CHARLESTON, SC -- Mitt Romney stuck to form Thursday by maintaining his focus on President Obama amid a tumultuous day in the GOP primary that saw Rick Perry bow out, Newt Gingrich surging and the results of the Iowa caucuses called into question.

Romney did what he usually does, keeping his focus on Obama, while deploying surrogates to question rivals and rolling out a new endorsement to help maintain the air of inevitability he's built around his campaign.

"Where is [President Obama]? He is at Disney World," Romney said. "He is giving a speech today. Guess where is gonna be giving a speech? ... He is giving a speech in Fantasyland. Alright, now think about that. He is going to be in Fantasyland and it is obviously appropriate because he has been living in a sort of fantasy land these last few years.  He will be talking about what a great job he is doing on the economy. Has he not been out here?  Has he not seen nine-point-nine percent unemployment in South Carolina?"
Romney stuck to a tried-and-tested strategy on a roller coaster ride of a day on the campaign trail that saw Texas Gov. Rick Perry drop out of the campaign and endorse Gingrich, the former speaker of the House: Focus on Obama, roll out a major endorsement, and let his surrogates take on the other Republican candidates.
Romney's rally this morning with volunteers and supporters was delayed slightly, and the candidate delivered his remarks just as Perry's press conference was getting underway. After the rally, Romney was asked to respond to the Texas governor's exit.
"He's a great conservative. A great man," Romney said. "He made a real contribution -- he already has -- to his state and to our country."
Romney did not respond when asked his thoughts on Perry's decision to endorse Gingrich, whom new NBC News/Marist polling shows cutting into Romney's once-sizable lead here in South Carolina.
Joined this morning by a phalanx of top-drawer endorsers of his own, including former Minnesota Gov. Tim Pawlenty, South Carolina Governor Nikki Haley, and the newest member of team Romney, Ohio Sen. Rob Portman, Romney dinged Gingrich on the speaker's job creation claims during Monday's debate.
"[President Obama] may bump into Speaker Gingrich down there in Fantasyland. I only say that because the speaker was talking about all the jobs that he helped create in the Reagan years.  He had been in Congress two years when Reagan came to office. The idea that he was the author of Reaganomics -- not real likely," Romney said. "The idea that people in Washington think that somehow they are responsible after they have been there for two years for creating millions of jobs -- it is the kind of fantasy that happens. If you have been there too long I think you get this mindset that you’re really creating the vitality of the nation."

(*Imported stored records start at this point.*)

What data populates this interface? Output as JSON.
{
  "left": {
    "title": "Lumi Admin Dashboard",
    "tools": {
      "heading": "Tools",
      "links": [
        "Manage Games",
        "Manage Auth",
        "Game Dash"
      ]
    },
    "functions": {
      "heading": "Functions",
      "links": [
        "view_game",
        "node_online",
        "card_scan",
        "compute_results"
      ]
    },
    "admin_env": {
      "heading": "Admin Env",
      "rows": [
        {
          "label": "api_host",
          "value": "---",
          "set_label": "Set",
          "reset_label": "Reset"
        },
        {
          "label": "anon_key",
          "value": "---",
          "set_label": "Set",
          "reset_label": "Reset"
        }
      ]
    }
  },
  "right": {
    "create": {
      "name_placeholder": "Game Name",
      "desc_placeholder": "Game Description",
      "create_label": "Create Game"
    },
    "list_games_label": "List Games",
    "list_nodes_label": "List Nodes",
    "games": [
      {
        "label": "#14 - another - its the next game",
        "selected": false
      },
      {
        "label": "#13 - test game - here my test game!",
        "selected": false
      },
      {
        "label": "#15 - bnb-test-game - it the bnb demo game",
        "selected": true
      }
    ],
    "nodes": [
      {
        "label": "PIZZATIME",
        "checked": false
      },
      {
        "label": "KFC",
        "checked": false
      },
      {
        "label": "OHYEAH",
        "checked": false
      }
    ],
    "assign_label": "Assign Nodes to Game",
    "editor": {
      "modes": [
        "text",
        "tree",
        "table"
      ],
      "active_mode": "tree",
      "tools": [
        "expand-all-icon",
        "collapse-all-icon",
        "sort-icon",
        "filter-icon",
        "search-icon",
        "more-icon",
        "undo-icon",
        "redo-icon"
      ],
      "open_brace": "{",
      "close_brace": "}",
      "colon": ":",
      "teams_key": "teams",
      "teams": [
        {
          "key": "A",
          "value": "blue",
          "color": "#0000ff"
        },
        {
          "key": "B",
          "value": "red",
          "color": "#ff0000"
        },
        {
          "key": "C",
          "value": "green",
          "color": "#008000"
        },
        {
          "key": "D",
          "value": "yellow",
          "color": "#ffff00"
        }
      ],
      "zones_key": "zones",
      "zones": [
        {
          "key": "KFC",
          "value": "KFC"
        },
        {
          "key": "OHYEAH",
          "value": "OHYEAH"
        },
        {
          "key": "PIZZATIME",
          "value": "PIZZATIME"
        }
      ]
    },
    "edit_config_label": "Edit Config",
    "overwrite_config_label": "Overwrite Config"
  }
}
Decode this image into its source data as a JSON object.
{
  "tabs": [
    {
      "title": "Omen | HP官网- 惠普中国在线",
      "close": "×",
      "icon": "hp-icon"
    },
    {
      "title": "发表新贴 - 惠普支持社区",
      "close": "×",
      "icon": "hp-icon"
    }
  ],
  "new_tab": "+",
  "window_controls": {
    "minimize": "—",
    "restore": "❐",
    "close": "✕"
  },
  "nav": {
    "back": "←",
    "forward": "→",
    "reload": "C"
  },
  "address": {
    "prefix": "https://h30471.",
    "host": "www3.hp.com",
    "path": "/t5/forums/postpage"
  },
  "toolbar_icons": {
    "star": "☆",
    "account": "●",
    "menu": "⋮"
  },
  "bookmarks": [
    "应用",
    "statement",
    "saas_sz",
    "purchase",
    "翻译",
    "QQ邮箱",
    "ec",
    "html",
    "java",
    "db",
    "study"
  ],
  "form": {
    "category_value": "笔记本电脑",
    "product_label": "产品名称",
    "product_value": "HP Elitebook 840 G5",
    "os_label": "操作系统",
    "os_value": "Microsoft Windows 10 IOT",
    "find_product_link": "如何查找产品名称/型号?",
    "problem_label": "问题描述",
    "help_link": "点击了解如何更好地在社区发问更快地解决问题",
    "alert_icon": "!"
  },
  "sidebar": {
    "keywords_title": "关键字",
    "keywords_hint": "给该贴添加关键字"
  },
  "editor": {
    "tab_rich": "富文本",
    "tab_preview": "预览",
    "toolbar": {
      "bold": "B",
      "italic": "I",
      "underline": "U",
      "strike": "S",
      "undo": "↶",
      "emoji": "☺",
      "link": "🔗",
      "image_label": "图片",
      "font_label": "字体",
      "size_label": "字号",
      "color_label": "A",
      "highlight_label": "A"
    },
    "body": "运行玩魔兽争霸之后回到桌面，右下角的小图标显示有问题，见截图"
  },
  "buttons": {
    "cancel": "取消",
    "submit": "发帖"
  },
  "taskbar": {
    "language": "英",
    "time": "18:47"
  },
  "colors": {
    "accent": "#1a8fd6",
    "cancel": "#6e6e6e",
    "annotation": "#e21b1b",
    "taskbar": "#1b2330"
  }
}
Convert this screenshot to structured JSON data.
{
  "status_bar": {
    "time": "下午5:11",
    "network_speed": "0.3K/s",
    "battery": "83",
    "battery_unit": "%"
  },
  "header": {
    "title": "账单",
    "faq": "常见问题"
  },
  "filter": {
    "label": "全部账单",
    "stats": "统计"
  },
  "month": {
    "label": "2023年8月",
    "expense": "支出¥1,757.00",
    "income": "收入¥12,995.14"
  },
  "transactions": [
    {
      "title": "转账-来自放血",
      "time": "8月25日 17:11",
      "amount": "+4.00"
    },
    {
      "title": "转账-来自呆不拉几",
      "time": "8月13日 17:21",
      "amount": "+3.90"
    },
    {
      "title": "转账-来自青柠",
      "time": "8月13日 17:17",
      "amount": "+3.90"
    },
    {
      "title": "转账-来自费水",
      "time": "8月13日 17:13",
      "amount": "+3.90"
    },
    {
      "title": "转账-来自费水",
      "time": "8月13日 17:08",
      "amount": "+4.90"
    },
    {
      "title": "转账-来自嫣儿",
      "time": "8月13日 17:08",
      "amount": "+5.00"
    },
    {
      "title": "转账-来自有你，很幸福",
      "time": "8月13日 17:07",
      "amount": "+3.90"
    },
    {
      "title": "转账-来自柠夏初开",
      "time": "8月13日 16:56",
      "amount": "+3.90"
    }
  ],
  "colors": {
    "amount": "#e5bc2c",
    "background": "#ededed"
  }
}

Romney left the heavy hitting on Gingrich to former New Hampshire Gov. John Sununu, the pioneer of attacks on Gingrich for the Romney campaign, along with New York Rep. Peter King. They attacked Gingrich's "erratic" behavior as speaker during a conference call with supporters, echoing language Sununu used in early December, when Gingrich first began to rise in the polls. This time, however, it was King who delivered the toughest blow.
"You just go down the list of people who served with him and the overwhelming number. We had ... well over 218 Republicans in the Congress when Newt was the speaker, and you can’t find more than a handful who will come to his defense. And it has nothing to do with ideology, nothing to do with philosophy, it’s all the erratic, self-serving narcissism of Newt,” King said.
Sununu additionally called on Gingrich to release the records of a 1997 ethics investigation into his conduct, which they said could become fodder for President Obama's campaign in a general election.
"We ought to at least wring out the laundry now," Sununu said. "He ought to ask for the release of the complete records of the ethics process and get that out in public so that he doesn’t become a vulnerable candidate if he wins the nomination and doesn’t become vulnerable to an October Surprise."